11 III 1017: The Din of Dinner

A kind friend invited us to have dinner recently at an upscale restaurant. The food was good, the service acceptable, the ambience purgatorial. We were seated in a dining room under a Maginotesque concrete vault that echoed and augmented the ear-splitting roar of the semi-intoxicated guests at the nearby bar and surrounding tables. Alas, it has been my sad experience that there is more peace and quiet conducive to conversation in fast food restaurants than in most clip-joints. Why is this, I wonder? Haven’t the upper-crust restaurateurs the prudence to employ an acoustical engineer to optimize their premises for civilized dining? Or could it be that these venues are riotous by design?

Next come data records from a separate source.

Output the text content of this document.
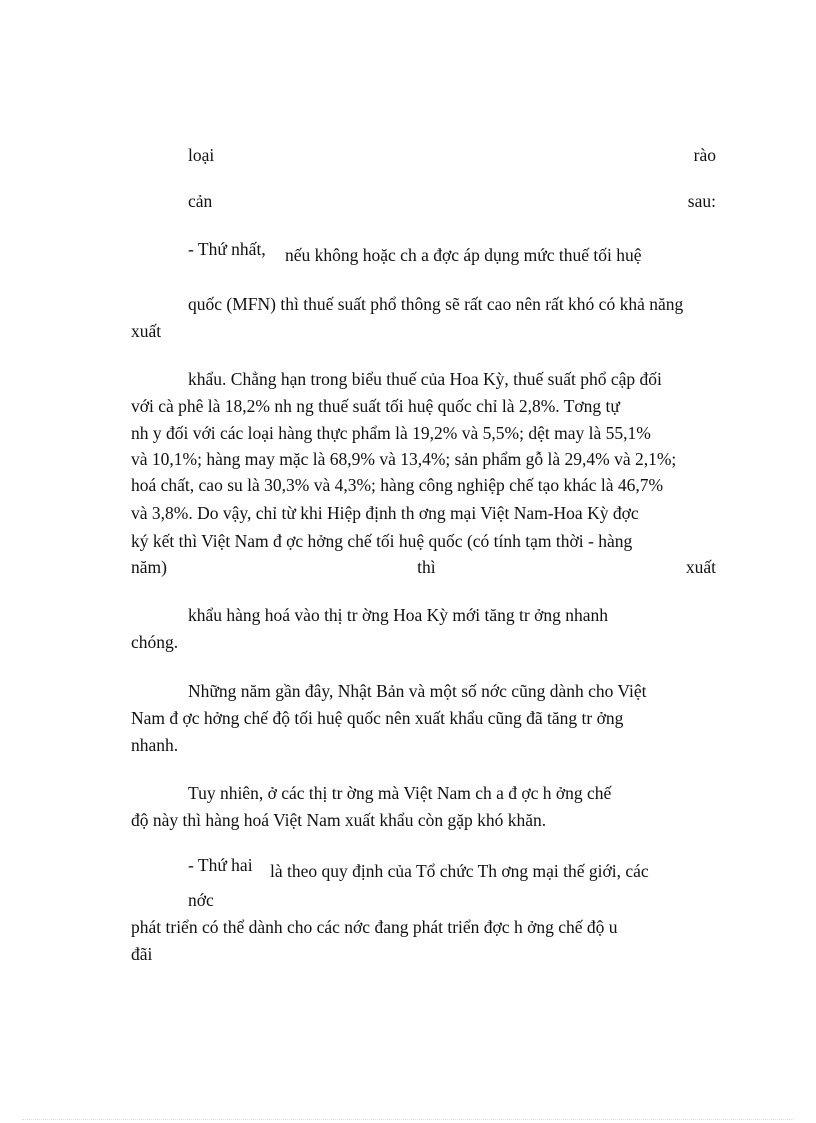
loại	rào
cản	sau:
- Thứ nhất, nếu không hoặc ch a đợc áp dụng mức thuế tối huệ
quốc (MFN) thì thuế suất phổ thông sẽ rất cao nên rất khó có khả năng
xuất
khẩu. Chẳng hạn trong biểu thuế của Hoa Kỳ, thuế suất phổ cập đối
với cà phê là 18,2% nh ng thuế suất tối huệ quốc chỉ là 2,8%. Tơng tự
nh y đối với các loại hàng thực phẩm là 19,2% và 5,5%; dệt may là 55,1%
và 10,1%; hàng may mặc là 68,9% và 13,4%; sản phẩm gỗ là 29,4% và 2,1%;
hoá chất, cao su là 30,3% và 4,3%; hàng công nghiệp chế tạo khác là 46,7%
và 3,8%. Do vậy, chỉ từ khi Hiệp định th ơng mại Việt Nam-Hoa Kỳ đợc
ký kết thì Việt Nam đ ợc hởng chế tối huệ quốc (có tính tạm thời - hàng
năm)	thì	xuất
khẩu hàng hoá vào thị tr ờng Hoa Kỳ mới tăng tr ởng nhanh
chóng.
Những năm gần đây, Nhật Bản và một số nớc cũng dành cho Việt
Nam đ ợc hởng chế độ tối huệ quốc nên xuất khẩu cũng đã tăng tr ởng
nhanh.
Tuy nhiên, ở các thị tr ờng mà Việt Nam ch a đ ợc h ởng chế
độ này thì hàng hoá Việt Nam xuất khẩu còn gặp khó khăn.
- Thứ hai là theo quy định của Tổ chức Th ơng mại thế giới, các
nớc
phát triển có thể dành cho các nớc đang phát triển đợc h ởng chế độ u
đãi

I have observed that my fellow American cannot be sure they are having a good time unless surrounded by noise that numbs the mind and prevents truly social conversation. For instance: in the city park across the street, every fun event is heralded and accompanied by obstreperous music from loud speakers, gyrating, dissonant music that accompanies singing that is a series of wails and shrieks. Or, at the ball park, the silence and tension between plays that make baseball the queen of sports are a thing of the past, that contemplative space now being filled by thunderous music or vulgar announcements. I watch the people in attendance there and see that most of them cannot shut up and pay attention to the game, but are busy talking, no, shouting to one another over the din of the music and the shouted communications of people who surround them.

Contemporary society has, I think, a horror ritus, sc., a horror of formality, and must diffuse any hint of formality with a barrage of first names and banal folksy humor. Similarly, contemporary society has a horror silentii, a horror of silence, and must prevent or expel silence with anesthetic pop-culture music and bellowed pop-culture prattle.